Internautas ativíssimos, somos altamente
conectados em redes sociais. Temos 76 milhões de usuários do Facebook e
estamos em terceiro lugar nesse ranking, atrás apenas dos Estados
Unidos e Índia. Esta, diga-se, só nos ultrapassou há pouco tempo, tendo
uma população seis vezes maior do que a nossa.
Querem ainda mais conectividade e avanço brasileiro nessa matéria? – pergunto aos atentos estudantes.
Considerem a automação bancária. A
informatização do comércio, da indústria, dos serviços. O mundo do
trabalho, que não existe mais sem computador e sistemas em rede.
Considerem o imposto de renda, que faz milhões de brasileiros
conectarem-se com a Receita Federal para transmitir a declaração anual
de rendimentos.
Enfim, é conexão à beça. Somos líderes
nisso, estamos no pelotão de frente. Mas convém considerar que conexão é
diferente de comunicação, que é diferente de compreensão. A tarefa da
cidadania, e dos profissionais de comunicação mais que dela, é fazer
como que essas coisas se assemelhem.
O desafio da conectividade é promover a
comunicação, para a melhor compreensão do mundo, do próximo, de si
mesmo, da vida. Essa missão, felizmente, é cada vez mais compartilhada,
por todos que estamos ligados em rede. É a maravilhosa democracia da ágora digital.

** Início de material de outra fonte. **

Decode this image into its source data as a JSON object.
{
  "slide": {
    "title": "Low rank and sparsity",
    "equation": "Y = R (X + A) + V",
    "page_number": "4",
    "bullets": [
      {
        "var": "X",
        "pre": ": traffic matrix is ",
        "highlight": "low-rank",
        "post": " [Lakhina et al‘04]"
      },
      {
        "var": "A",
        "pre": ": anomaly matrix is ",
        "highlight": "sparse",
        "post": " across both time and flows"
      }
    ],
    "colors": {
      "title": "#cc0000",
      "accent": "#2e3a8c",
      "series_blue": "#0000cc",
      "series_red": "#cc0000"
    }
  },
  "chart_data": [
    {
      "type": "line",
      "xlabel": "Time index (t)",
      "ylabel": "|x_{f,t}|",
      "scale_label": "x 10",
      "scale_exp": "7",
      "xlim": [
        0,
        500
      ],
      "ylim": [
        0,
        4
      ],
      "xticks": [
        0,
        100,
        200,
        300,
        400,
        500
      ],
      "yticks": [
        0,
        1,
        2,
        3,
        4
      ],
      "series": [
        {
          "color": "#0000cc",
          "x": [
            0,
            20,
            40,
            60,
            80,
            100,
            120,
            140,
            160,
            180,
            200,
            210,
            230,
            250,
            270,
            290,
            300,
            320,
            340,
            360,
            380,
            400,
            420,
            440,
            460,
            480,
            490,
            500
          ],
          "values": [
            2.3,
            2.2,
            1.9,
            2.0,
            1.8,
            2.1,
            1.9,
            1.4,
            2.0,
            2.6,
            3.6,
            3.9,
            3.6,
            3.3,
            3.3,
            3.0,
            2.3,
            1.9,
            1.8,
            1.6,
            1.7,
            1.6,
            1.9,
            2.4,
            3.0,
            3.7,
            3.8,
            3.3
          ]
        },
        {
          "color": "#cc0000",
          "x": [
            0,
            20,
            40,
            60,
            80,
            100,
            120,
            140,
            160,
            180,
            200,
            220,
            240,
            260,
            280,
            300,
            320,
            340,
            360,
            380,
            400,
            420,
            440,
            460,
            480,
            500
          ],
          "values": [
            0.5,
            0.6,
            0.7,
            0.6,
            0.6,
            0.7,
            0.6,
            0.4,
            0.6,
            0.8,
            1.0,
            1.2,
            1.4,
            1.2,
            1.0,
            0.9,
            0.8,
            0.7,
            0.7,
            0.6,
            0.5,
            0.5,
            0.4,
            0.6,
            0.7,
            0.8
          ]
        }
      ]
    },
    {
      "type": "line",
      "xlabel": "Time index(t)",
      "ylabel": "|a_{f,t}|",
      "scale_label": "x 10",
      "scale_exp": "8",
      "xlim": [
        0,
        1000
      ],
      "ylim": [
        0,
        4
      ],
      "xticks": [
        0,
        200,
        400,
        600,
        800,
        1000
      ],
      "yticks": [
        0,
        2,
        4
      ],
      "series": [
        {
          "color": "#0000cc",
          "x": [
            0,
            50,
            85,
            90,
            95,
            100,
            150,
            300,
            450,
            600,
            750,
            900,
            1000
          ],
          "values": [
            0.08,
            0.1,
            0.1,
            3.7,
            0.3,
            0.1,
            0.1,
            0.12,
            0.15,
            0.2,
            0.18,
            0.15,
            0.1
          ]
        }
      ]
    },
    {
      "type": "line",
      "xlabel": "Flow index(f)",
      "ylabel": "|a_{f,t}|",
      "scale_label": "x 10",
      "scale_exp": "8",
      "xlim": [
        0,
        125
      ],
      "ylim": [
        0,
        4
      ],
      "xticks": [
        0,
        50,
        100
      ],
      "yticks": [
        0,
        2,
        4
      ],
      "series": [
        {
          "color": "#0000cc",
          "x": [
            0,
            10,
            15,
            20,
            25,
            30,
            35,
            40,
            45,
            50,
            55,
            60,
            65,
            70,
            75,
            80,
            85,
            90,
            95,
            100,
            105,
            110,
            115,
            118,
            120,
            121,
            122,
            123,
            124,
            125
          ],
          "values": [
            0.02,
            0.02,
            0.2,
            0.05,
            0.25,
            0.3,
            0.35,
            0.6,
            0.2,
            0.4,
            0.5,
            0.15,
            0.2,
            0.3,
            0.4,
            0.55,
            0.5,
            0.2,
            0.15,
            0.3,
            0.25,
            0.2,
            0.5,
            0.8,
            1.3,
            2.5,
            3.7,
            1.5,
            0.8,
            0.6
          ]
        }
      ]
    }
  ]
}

Todos somos antenas, todos somos transmissores, todos captamos,
produzimos e distribuímos informações, sejam megacorporações de mídia,
seja o adolescente que posta no WhatsApp a foto bacana que acabou de
tirar.
Resumindo – digo aos estudantes para
encerrar – todos nós vivemos conectados na Matrix. Quase não há mais
vida fora do plug. Mas isso pode ser tanto opressão quanto liberdade.
É opção nossa sermos organismos
inconscientes, plugados vegetativamente num sistema que desconhecemos e
nos domina. Ou sermos a turma do Neo: a consciência ativa, a inquietação
rebelde, os combatentes da autonomia mental.
Só depende do que escolhemos conectar.